In the light of this, we thought it worth looking at a blend of our Bond and Equity Model Portfolios, to give us our own variant of 60:40, either with Global Equity Factors as our Equity component (Portfolio 1) or Global Equity Themes (Portfolio 2)
A 60:40 fund allocation, with Equity provided by the Global Factor Model Portfolio (discussed in detail here) and the Bonds from our Global Bond Portfolio (discussed in detail here) has delivered similar longer term returns to the benchmark, with a considerable uplift this year in particular due to the outperformance of the Bond component.
Portfolio 1: Factor/Bond 60/40 Balanced Portfolio (Data as of 31 Aug 2022)
A second Portfolio, this time using the Equity component from our Global Thematic basket, (discussed in detail here) has a considerably better performance, due to the higher beta strategy during periods of string equity performance.
Portfolio 2: Thematic/Bond 60/40 Portfolio (Data as of 31 Aug 2022)
Thinking about Risk – drawdown and Volatility
We can therefore see that return is better than benchmark in both portfolios, driven over the last 2 years mainly by the downside protection offered by the cash component. Meanwhile we note that the Theme Portfolio did better in equity positive periods as might be expected. The other side of the equation is, of course, risk. So here, we display the three classic risk measures, Volatility, Downside risk and Maximum Drawdown. All three show up considerably better for our 60:40 blend than for the benchmark.
Portfolio 1: Factors and Bonds
Portfolio 1: Cash Management a key driver on risk side
The chart above illustrates the exposure over time to the underlying ETFs, both bonds and equities, versus cash. Over the last 12 months, both Bonds and Equity Factor ETFs have had very low levels of conviction and as such the ‘cash’ level has been high. This has been a key driver to the downside stability. This is exactly as it is designed to be. Note, this is not a Top Down decision to be in cash – we are not attempting a Market Timing Model. This is a bottom up approach based around conviction scores. if we have little or no conviction, we have little or no exposure to the markets.

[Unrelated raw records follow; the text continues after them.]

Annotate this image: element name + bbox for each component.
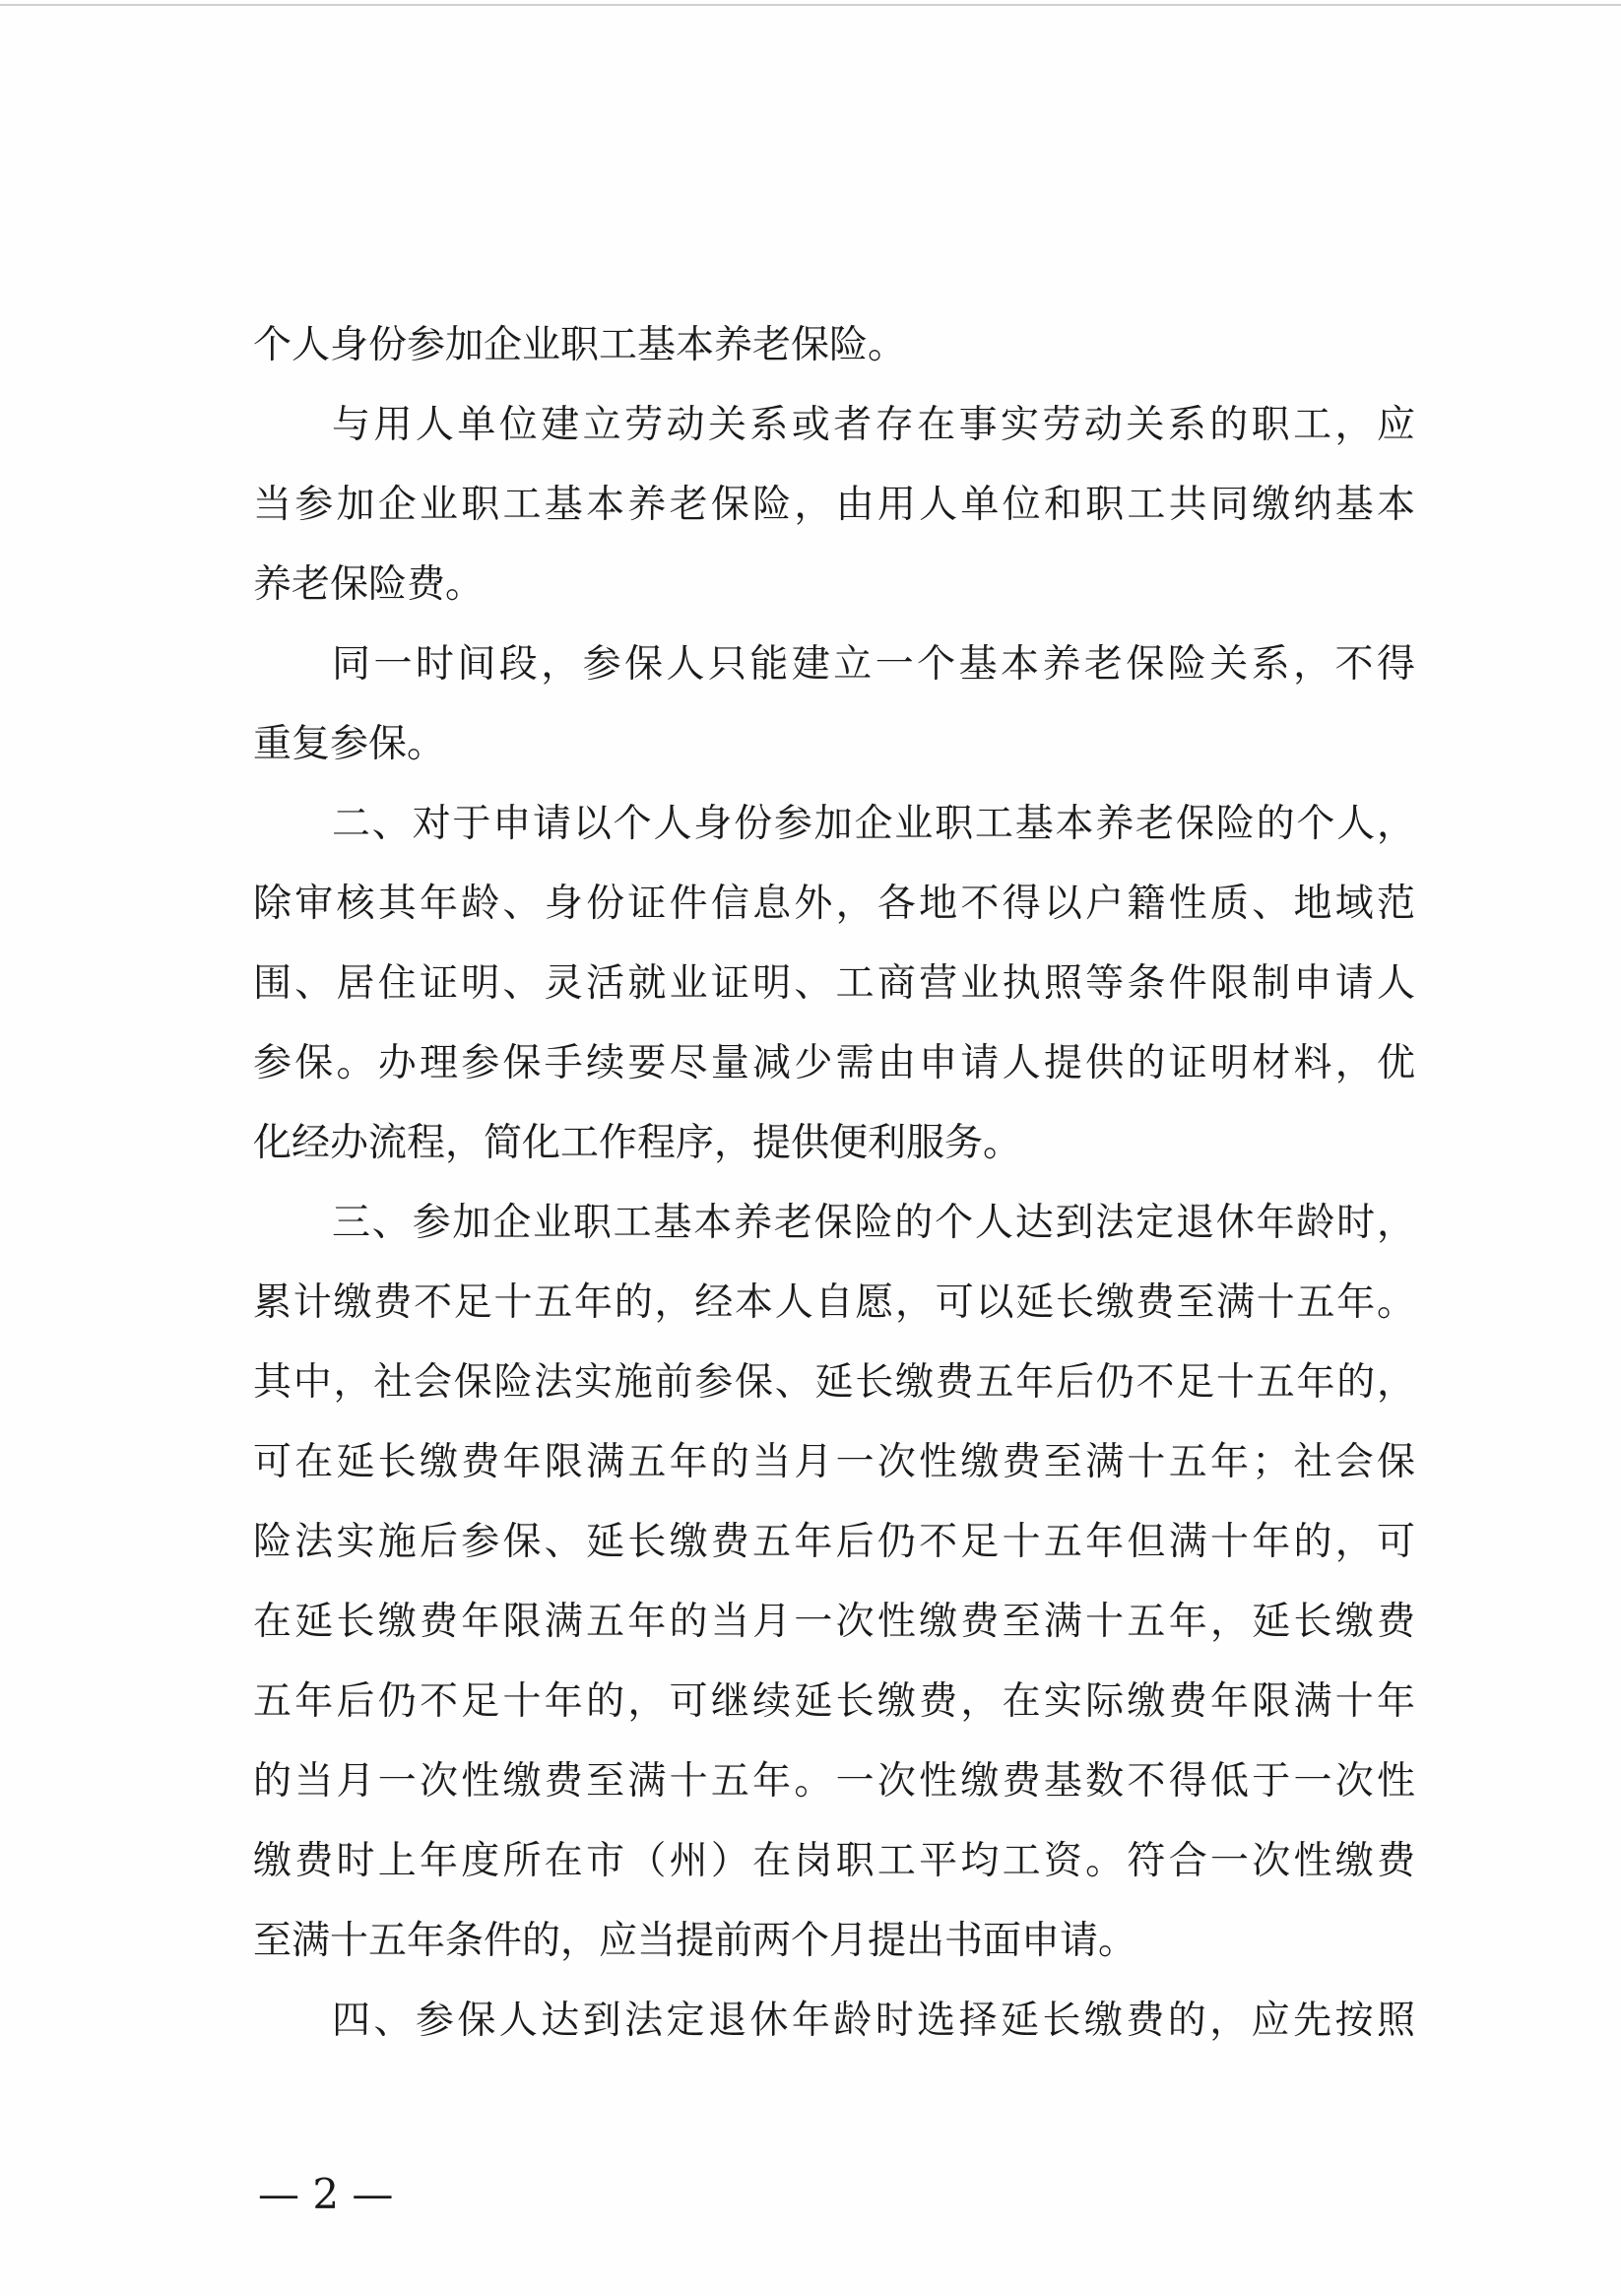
paragraph-line: 五年后仍不足十年的，可继续延长缴费，在实际缴费年限满十年 bbox=[253, 1679, 1415, 1724]
scan-edge-line bbox=[0, 4, 1621, 6]
paragraph-line: 化经办流程，简化工作程序，提供便利服务。 bbox=[253, 1121, 1022, 1165]
paragraph-line: 与用人单位建立劳动关系或者存在事实劳动关系的职工，应 bbox=[332, 403, 1415, 447]
paragraph-line: 养老保险费。 bbox=[253, 562, 485, 607]
paragraph-line: 险法实施后参保、延长缴费五年后仍不足十五年但满十年的，可 bbox=[253, 1520, 1415, 1564]
document-body bbox=[253, 313, 1415, 2068]
paragraph-line: 其中，社会保险法实施前参保、延长缴费五年后仍不足十五年的， bbox=[253, 1360, 1415, 1405]
paragraph-line: 三、参加企业职工基本养老保险的个人达到法定退休年龄时， bbox=[332, 1201, 1415, 1245]
paragraph-line: 累计缴费不足十五年的，经本人自愿，可以延长缴费至满十五年。 bbox=[253, 1280, 1415, 1325]
paragraph-line: 除审核其年龄、身份证件信息外，各地不得以户籍性质、地域范 bbox=[253, 882, 1415, 926]
paragraph-line: 个人身份参加企业职工基本养老保险。 bbox=[253, 323, 907, 367]
paragraph-line: 当参加企业职工基本养老保险，由用人单位和职工共同缴纳基本 bbox=[253, 483, 1415, 527]
paragraph-line: 在延长缴费年限满五年的当月一次性缴费至满十五年，延长缴费 bbox=[253, 1600, 1415, 1644]
paragraph-line: 参保。办理参保手续要尽量减少需由申请人提供的证明材料，优 bbox=[253, 1041, 1415, 1085]
paragraph-line: 四、参保人达到法定退休年龄时选择延长缴费的，应先按照 bbox=[332, 1999, 1415, 2043]
paragraph-line: 重复参保。 bbox=[253, 722, 446, 766]
paragraph-line: 同一时间段，参保人只能建立一个基本养老保险关系，不得 bbox=[332, 642, 1415, 687]
paragraph-line: 二、对于申请以个人身份参加企业职工基本养老保险的个人， bbox=[332, 802, 1415, 846]
paragraph-line: 至满十五年条件的，应当提前两个月提出书面申请。 bbox=[253, 1919, 1137, 1963]
paragraph-line: 缴费时上年度所在市（州）在岗职工平均工资。符合一次性缴费 bbox=[253, 1839, 1415, 1883]
page-number: — 2 — bbox=[258, 2170, 394, 2218]
paragraph-line: 围、居住证明、灵活就业证明、工商营业执照等条件限制申请人 bbox=[253, 961, 1415, 1006]
paragraph-line: 的当月一次性缴费至满十五年。一次性缴费基数不得低于一次性 bbox=[253, 1759, 1415, 1804]
paragraph-line: 可在延长缴费年限满五年的当月一次性缴费至满十五年；社会保 bbox=[253, 1440, 1415, 1484]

Portfolio 2: Themes and Bonds – higher risk/reward
Thematic based equities offer higher return and slightly higher risk than Factor based, but still much lower than benchmark. Here we can see a similar Risk profile – i.e lower than the benchmark across all three measures, albeit slightly higher than the Factor portfolio. This of course is consistent with the higher reward side of the equation.
Portfolio 2: Different Cash Management profile for Themes than Factors
The chart shows a slightly different Cash/ETF profile than portfolio1. Obviously the Bond component is the same, but we would suggest that the longer duration nature of the thematic equities makes them more vulnerable to rising discount rates, driving the conviction scores lower – and thus cash allocations higher – than might be the case for the Global Factors, which have a more defensive element to them (including Value, Quality, minimum volatility).
Both Portfolio 1 and Portfolio 2 have better returns and lower risk than the standard 60:40 benchmark. The use of Global Themes as the lens through which to capture exposure to Global Equities offers a slightly higher risk profile than does the lens of Global Factors – albeit still much better than the benchmark – but in return offers greater upside, suggesting that this would be the more optimal approach.
NB, the terminology used here of Model Portfolios is not to be confused with that used by wealth managers and Independent Financial advisors, i.e. that these are provided as solutions for investors. Market Thinking is not a licensed investment manager and does not make investment recommendations. These are, literally, representations of internal portfolios based upon our models. Also, all references to ‘cash’ are actually expressed through ultra short dated bond ETFs.